Baraka Books and QC Fiction will hold launches for six remarkable books in Fall 2021.
Weekly online international book launches will be held in September and October. Everybody is welcome. To register please write to Blossom Thom at liteventrsvp@gmail.com. You will then receive the necessary information. All times are EDT.
Wed. Sept. 8, 7 pm: Maker, A Novel by Jim Upton. Maker is one of those rare birds known as working-class fiction, a genre we see so few of these days. Yet the subject concerns millions of people. In addition, the main character is a woman in a modern unionized setting. (Pub date, Sept. 1)
Jim Upton and author/editor Elise Moser will discuss Maker and also working-class literature in our time.
Wed. Sept. 15, 7 pm: Waswanipi by the late Jean-Yves Soucy, Afterword by Romeo Saganash (translated by Peter McCambridge). Jean-Yves Soucy wrote this book upon the insistance of Romeo Saganash, former Deputy Grand Chief of the Crees of Quebec. It is a beautiful account of an era (1963) that soon came to an end. (Pub date, Sept. 1)
Romeo Saganash will present the book and read from his afterword, followed by a Q&A.
Wed. Sept. 22, 7 pm: To See Out the Night by David Clerson, translated by Katia Grubisic (QC Fiction). The jury of the Grand Prix du livre de Montréal (2019) described this collection as “A powerful world where the fantastic meets the organic in compelling fashion.” (Pub date, Sept. 1)
Author David Clerson will discuss To See Out the Night with translator Katia Grubisic, followed by a reading.
Wed. Sept. 29, 7 pm: Bigotry on Broadway An Anthology Edited by Ishmael Reed and Carla Blank. In this hard-hitting anthology, the editors have invited an accomplished group of writers from different backgrounds to comment on the long-standing bigotry on Broadway. (Pub date, Sept. 1)
Ishmael Reed and Carla Blank will present Bigotry on Broadway and discuss it with contributors.

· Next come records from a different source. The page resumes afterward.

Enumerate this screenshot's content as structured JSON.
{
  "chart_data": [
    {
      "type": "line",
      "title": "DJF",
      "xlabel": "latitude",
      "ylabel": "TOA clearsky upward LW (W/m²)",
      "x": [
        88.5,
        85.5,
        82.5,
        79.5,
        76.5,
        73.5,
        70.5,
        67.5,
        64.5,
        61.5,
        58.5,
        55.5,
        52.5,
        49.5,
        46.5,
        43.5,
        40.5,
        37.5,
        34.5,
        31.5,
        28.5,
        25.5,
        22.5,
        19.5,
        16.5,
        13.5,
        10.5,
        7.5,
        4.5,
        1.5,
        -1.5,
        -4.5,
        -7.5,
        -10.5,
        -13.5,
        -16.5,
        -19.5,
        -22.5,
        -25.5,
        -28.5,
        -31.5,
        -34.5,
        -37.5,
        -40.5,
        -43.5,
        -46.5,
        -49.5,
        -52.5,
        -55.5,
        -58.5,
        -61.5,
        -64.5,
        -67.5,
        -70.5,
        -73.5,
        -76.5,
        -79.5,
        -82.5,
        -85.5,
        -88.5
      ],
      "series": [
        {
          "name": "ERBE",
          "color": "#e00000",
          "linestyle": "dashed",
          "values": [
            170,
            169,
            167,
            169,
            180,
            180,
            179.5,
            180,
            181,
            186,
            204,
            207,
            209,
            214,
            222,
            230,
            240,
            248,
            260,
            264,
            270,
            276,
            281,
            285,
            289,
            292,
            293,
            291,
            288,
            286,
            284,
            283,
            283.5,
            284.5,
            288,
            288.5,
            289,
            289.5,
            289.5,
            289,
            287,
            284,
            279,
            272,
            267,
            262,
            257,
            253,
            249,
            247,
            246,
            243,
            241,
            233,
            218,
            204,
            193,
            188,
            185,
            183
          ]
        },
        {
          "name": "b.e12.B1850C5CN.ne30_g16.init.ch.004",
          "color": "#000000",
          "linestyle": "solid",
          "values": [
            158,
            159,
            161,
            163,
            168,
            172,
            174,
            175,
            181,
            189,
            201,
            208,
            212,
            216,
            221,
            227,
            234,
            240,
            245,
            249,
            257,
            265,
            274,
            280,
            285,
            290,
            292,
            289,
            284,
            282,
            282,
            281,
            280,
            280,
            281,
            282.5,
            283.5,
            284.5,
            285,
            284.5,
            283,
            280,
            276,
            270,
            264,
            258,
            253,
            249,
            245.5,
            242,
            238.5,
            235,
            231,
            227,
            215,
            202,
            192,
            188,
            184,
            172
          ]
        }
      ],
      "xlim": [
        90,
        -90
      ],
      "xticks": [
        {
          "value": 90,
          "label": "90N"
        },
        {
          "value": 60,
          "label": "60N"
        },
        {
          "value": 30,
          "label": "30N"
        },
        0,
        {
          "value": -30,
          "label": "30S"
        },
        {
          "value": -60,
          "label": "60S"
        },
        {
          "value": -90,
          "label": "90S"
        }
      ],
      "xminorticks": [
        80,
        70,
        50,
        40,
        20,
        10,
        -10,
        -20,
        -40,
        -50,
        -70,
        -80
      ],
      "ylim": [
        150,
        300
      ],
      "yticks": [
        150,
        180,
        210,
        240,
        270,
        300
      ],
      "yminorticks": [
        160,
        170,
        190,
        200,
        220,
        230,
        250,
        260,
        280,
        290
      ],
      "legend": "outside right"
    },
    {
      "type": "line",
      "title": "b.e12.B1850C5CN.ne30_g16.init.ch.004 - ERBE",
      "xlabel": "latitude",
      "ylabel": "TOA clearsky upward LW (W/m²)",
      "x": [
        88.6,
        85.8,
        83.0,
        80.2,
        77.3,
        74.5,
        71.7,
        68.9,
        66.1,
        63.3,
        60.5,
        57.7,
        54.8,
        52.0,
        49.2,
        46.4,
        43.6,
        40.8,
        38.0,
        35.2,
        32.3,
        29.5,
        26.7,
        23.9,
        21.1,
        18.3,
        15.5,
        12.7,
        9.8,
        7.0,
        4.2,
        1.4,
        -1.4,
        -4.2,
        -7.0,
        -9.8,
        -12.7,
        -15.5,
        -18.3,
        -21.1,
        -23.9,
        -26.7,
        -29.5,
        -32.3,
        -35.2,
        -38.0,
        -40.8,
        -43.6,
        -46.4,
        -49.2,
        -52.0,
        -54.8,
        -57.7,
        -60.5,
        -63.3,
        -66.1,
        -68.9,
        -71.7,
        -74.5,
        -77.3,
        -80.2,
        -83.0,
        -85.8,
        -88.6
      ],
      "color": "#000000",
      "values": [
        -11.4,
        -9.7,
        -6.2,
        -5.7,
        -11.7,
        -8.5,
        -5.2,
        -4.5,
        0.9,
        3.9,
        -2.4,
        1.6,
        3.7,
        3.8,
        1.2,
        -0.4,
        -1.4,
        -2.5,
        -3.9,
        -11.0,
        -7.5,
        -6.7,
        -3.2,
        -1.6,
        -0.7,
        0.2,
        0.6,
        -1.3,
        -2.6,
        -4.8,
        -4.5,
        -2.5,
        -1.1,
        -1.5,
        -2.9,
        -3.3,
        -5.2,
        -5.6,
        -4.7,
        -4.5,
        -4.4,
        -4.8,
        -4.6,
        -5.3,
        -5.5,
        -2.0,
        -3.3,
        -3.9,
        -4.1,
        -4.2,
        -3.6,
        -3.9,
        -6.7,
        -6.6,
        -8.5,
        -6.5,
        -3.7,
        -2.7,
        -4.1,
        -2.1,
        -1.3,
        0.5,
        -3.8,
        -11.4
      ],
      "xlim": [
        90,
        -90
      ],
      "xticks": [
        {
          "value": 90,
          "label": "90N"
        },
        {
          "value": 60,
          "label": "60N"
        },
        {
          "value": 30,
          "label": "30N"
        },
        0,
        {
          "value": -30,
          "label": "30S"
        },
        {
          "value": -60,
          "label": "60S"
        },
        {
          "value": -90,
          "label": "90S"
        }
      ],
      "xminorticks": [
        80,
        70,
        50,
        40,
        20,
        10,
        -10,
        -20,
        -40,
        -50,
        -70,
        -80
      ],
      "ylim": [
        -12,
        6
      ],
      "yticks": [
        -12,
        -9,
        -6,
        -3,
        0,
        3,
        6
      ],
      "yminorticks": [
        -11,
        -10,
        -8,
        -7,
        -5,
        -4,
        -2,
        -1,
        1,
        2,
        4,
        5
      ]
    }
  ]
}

Wed. Oct. 6, 7 pm: Montreal and the Bomb by Gilles Sabourin, translated by Katherine Hastings. This is the amazing but little-known story of secret nuclear research during World War II that was conducted in parallel (and in competition) with the Manhattan Project. The original French book just won the 2021 Hubert Reeves Award for Science Communicators. The book is the result of 15 yeas of research by a nuclear engineer. It reads like a novel. (Pub date, Oct. 1)
Gilles Sabourin will discuss the inside story of nuclear research in Montreal during World War II. A Q&A will follow.
Date TBA: Mussolini Also Did A Lot of Good, The Spread of Historical Amnesia by Francesco Filippi (translated from the Italian by John Irving). This 2019 Italian bestseller was La Reppublica’s “Book of the Month,” described as “an antidote to all the nonsense still circulating about fascism … Filippi is almost surgical in the way he reestablishes the context.” (Pub date, Oct. 1)
Format and participants to be announced.